I wanted to write a love story about attention
When I started, I knew I didn’t want to write a love story built on grand gestures and perfect lines. I wanted something quieter and truer, the kind of romance that grows through attention.
The way Sean watches the world is the way I wanted the book to read: observant, textured, full of small details that become emotional landmines later. The story is full of light because light is honest. It reveals things, it changes constantly, and you can never hold it for long. You can only notice it, and try.
That became the heartbeat of the writing process for me: slowing down enough to notice what most people rush past, and trusting that those “small” things are often where the biggest feelings live.
The “bent, not broken” feeling came first
Long before I knew exactly what would happen to Sean and Linda, I knew the emotional shape I wanted: bent, not broken.
I’ve always been drawn to the idea that people can be shaped by life, by loss, distance, mistakes, timing, without being ruined by it. That we can carry dents and still be ourselves. That we can lean, and keep growing anyway.
That’s why the crooked tree mattered so much to me from the beginning. It’s not just a symbol. It’s a statement. It’s resilience you can see.
The real Linda
And then there’s the personal truth underneath it all, the part I didn’t fully understand until I was already deep into the book.

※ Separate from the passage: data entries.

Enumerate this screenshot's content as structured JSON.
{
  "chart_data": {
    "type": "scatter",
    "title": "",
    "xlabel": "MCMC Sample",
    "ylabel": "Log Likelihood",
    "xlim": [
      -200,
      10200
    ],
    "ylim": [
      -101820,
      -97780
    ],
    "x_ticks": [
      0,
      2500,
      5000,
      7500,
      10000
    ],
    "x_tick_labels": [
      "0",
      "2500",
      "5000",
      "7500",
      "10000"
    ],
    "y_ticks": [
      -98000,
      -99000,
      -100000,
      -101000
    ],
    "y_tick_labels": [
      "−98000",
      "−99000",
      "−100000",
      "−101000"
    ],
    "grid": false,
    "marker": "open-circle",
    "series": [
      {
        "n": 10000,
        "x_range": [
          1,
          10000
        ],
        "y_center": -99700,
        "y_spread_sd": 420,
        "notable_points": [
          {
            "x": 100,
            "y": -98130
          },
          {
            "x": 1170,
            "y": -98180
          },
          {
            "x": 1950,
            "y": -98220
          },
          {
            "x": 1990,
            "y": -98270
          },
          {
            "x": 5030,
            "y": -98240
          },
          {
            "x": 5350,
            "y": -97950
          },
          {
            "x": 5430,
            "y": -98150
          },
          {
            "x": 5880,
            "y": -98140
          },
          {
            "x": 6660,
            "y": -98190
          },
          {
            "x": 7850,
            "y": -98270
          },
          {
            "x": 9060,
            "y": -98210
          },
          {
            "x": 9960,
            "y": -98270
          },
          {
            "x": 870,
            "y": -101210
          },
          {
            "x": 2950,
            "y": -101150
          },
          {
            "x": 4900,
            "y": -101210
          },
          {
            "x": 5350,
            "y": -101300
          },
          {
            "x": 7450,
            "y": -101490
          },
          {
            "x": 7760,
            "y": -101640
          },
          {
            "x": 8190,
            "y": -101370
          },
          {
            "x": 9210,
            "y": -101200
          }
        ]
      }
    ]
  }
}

On a personal note: I once knew a girl called Linda, many years ago.
We went on a couple of dates. Nothing dramatic happened. No big fallout. No betrayal. We simply drifted, the way people do when life is busy and you’re young and you assume there will always be more time later.
But there wasn’t.
Life moved on, and yet every so often, she would return in my mind the way old songs do. A face. A laugh. A moment that might have been the start of something if it had been given room.

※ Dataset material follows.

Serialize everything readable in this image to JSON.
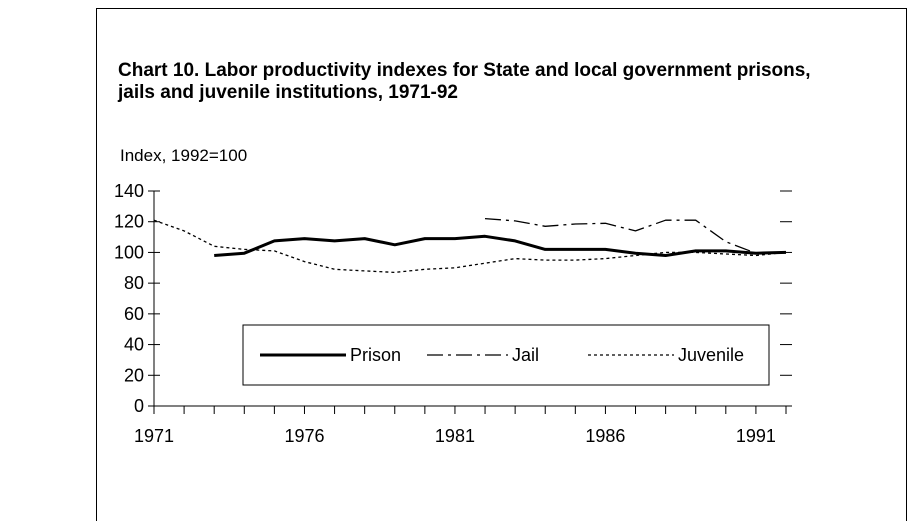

And I often found myself wondering: what could have been?
That question is a quiet one, but it can follow you for years.
So yes, in many ways, this book became my tribute to an old flame that never really got the chance to be a fire. Not a rewrite of reality, not a “this is what happened” story, but a way of honouring that feeling. The tenderness of almost. The strange weight of unfinished.
Writing it was like opening an old drawer
Some scenes came easily, as if they were waiting for me. Others took time, because writing honestly means letting yourself feel things you’d packed away neatly.
There were days when the writing felt like comfort, like putting a warm coat on. And there were days it felt like standing in the cold, looking directly at the moments we pretend don’t matter anymore.
But the more I wrote, the clearer it became that The Light Between Us wasn’t only about romance.
It was about time.
About the versions of ourselves we leave behind.
About the people who shape us without staying.
About how memory can feel like light: shifting, beautiful, impossible to pin down, but real all the same.
Why I’m glad I wrote it
I didn’t write this book because I had all the answers.
I wrote it because I had a question that wouldn’t leave me alone.
And I think that’s why readers have connected with it: because most of us have someone like that in our past. Not necessarily a great love, not necessarily a tragedy, but a person we sometimes remember and think, “In another life… maybe.”
The Light Between Us is my way of saying: that feeling matters. Even if nothing “happened.” Even if it ended before it began.
Sometimes the smallest stories are the ones that stay with us the longest.